Alcohol is a hepatotoxin whose metabolism creates profound changes in the liver cell. The different individual susceptibility (only 10-15% of alcoholics develop cirrhosis) or the increased susceptibility of women to alcoholic liver disease (even when the values ​​are adjusted for smaller body size) indicate that other factors also come into play. One of these can be represented by the fact that in the gastric mucosa of women there is a reduced amount of alcohol dehydrogenase and, therefore, a slower metabolism. There is also a common tendency for alcoholic hepatopathy to occur in certain families. Thus, genetic factors can also be involved in alcohol metabolism, as shown by the alcohol oxidation deficiency present in some people.

Anatomo-pathological alterations of the liver associated with prolonged alcohol use range from the simple accumulation of neutral fat into hepatocytes, cirrhosis and hepatocellular carcinoma. The widely accepted idea of ​​a sequence of alterations, hepatic steatosis-alcoholic-cirrhosis hepatitis, relate only to criteria of convenience.

Varying ways of consuming alcohol, individual susceptibility to the hepatotoxic effects of alcohol and variability of tissue damage are responsible for extremely divergent clinical situations.

In principle, symptoms may be related to the amount of alcohol consumed and the overall duration of the alcohol abuse. The first symptoms usually appear between the ages of 30 and 40 an​_d the most serious problems occur around the age of 40.

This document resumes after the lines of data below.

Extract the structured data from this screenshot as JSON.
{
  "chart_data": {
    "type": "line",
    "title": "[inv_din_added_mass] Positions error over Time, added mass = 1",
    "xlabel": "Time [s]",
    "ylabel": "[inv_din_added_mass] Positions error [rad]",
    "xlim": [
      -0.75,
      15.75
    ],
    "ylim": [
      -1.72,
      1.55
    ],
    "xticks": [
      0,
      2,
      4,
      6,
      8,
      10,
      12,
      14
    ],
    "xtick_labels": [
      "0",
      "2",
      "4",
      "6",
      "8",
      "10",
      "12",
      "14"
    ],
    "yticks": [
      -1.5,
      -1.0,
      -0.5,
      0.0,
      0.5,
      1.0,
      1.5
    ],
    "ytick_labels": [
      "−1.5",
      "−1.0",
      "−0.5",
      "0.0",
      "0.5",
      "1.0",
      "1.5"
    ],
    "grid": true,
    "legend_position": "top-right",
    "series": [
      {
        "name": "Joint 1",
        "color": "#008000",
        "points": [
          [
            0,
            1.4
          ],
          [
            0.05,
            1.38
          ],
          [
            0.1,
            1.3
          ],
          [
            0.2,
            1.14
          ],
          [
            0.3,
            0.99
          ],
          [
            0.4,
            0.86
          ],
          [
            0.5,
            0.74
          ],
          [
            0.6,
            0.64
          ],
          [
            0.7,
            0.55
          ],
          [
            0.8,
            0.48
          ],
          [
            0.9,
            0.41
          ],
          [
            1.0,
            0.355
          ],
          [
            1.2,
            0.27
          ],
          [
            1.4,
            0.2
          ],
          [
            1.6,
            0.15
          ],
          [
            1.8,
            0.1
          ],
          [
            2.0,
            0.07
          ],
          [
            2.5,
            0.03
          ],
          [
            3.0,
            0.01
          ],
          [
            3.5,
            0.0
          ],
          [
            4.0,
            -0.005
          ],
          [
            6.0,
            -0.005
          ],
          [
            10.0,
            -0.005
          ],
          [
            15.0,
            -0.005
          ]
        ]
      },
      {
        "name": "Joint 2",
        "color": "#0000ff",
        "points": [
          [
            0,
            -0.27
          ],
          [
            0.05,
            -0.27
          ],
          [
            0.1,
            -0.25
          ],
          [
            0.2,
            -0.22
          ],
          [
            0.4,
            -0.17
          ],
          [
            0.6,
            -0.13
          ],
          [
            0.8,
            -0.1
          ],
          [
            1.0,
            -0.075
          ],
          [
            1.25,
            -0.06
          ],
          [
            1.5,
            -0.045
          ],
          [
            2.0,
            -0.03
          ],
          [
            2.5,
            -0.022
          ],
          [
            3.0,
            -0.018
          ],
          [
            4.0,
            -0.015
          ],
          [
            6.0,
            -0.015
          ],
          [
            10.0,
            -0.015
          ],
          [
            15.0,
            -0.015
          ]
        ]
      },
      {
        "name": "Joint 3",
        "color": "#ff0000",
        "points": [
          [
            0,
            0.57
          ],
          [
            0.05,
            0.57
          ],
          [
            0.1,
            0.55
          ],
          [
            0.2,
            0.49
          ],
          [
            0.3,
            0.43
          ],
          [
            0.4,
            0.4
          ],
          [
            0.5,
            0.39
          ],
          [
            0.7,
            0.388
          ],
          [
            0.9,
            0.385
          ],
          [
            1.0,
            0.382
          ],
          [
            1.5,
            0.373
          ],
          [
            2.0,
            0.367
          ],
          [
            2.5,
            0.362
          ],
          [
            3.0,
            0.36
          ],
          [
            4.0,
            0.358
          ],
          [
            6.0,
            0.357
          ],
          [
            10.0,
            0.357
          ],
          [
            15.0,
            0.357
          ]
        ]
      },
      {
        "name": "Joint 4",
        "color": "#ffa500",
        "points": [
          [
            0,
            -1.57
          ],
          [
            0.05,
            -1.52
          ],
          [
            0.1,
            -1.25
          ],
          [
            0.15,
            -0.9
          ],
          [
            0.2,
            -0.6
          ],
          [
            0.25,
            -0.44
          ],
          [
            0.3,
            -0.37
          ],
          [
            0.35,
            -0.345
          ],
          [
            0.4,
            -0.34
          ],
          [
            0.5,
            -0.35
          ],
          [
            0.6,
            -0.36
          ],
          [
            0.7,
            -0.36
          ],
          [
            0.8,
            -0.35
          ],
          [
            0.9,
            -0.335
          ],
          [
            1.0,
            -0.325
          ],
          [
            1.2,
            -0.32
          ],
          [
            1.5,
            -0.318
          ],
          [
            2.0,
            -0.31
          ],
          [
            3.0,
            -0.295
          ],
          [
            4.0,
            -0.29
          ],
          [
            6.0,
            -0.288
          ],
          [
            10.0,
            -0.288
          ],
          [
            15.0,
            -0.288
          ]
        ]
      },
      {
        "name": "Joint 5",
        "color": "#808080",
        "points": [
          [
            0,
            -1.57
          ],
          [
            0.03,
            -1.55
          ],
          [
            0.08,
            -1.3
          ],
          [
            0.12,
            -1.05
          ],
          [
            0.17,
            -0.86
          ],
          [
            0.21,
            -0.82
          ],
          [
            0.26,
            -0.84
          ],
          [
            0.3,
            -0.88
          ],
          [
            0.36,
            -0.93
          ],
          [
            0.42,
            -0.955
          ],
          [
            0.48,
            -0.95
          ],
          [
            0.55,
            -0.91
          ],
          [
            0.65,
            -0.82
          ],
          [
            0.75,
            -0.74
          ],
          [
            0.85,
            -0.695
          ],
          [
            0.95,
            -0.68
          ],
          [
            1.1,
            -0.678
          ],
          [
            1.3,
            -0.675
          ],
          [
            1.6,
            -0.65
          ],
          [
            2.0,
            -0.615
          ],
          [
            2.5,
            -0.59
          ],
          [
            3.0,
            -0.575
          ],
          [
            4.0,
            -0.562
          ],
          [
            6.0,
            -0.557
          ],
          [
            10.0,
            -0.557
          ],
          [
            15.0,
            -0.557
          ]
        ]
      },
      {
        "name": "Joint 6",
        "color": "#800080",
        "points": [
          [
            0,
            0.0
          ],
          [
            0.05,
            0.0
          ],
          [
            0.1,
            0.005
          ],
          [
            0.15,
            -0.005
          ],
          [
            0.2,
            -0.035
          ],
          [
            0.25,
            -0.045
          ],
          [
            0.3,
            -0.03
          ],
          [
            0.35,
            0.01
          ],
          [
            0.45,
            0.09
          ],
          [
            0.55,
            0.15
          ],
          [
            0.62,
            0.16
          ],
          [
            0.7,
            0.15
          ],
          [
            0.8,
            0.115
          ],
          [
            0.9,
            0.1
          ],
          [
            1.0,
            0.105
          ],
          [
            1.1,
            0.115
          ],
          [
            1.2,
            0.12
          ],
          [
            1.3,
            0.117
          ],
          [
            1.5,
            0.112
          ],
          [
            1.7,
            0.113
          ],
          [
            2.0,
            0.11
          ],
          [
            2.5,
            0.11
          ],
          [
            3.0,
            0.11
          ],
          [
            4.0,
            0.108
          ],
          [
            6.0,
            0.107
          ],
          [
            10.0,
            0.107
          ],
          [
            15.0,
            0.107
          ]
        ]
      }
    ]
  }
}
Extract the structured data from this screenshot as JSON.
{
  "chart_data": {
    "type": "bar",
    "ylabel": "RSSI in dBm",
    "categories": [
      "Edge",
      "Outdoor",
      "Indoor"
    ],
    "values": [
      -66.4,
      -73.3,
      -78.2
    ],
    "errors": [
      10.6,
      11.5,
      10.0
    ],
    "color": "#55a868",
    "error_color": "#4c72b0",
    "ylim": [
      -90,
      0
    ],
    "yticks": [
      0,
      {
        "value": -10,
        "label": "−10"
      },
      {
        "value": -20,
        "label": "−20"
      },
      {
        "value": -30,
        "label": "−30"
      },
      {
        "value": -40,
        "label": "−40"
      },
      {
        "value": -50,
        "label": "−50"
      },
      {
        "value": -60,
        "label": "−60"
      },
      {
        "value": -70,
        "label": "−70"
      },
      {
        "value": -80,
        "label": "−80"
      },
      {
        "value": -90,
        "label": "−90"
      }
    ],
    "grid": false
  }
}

Patients with hepatic steatosis are usually asymptomatic. In 33% of cases the liver is enlarged, smooth and sometimes painful. Often routine biochemical investigations are normal, with the exception of frequently elevated g-glutamyl transpeptidase (GGT). Vascular spiders and aspects of hyperestrogenism and hypoandrogenism typical of alcoholism may be evident.

Alcoholic hepatitis may be suspected on a clinical basis, but the diagnosis depends on a biopsy. Histological lesion can be observed at all clinical stages of alcoholic liver disease. Patients with alcoholic liver disease may experience asthenia, fever, jaundice, right upper abdominal quadrant pain, liver murmur, painful hepatomegaly and leukocytosis, as with patients suffering from sepsis, cholecystitis or extrahepatic mechanical obstruction of the biliary tract.

Cirrhosis may also be relatively asymptomatic. It might take on the characteristics of alcoholic hepatitis or could be dominated by complications: portal hypertension with splenomegaly, ascites, hepatorenal syndrome, hepatic encephalopathy or even hepatocellular carcinoma.

With abstinence, non-fibrotic hepatic damage can regress and, in any case, abstaining from alcohol consumption improves the survival chances of patients with alcoholic hepatitis, fibrosis and cirrhosis. The magnitude of alcoholic hepatitis appears to be determined by the degree of associated fibrosis and necrosis of liver cells.

General and nutritional support give good results over time. The use of glutathione may also prove useful.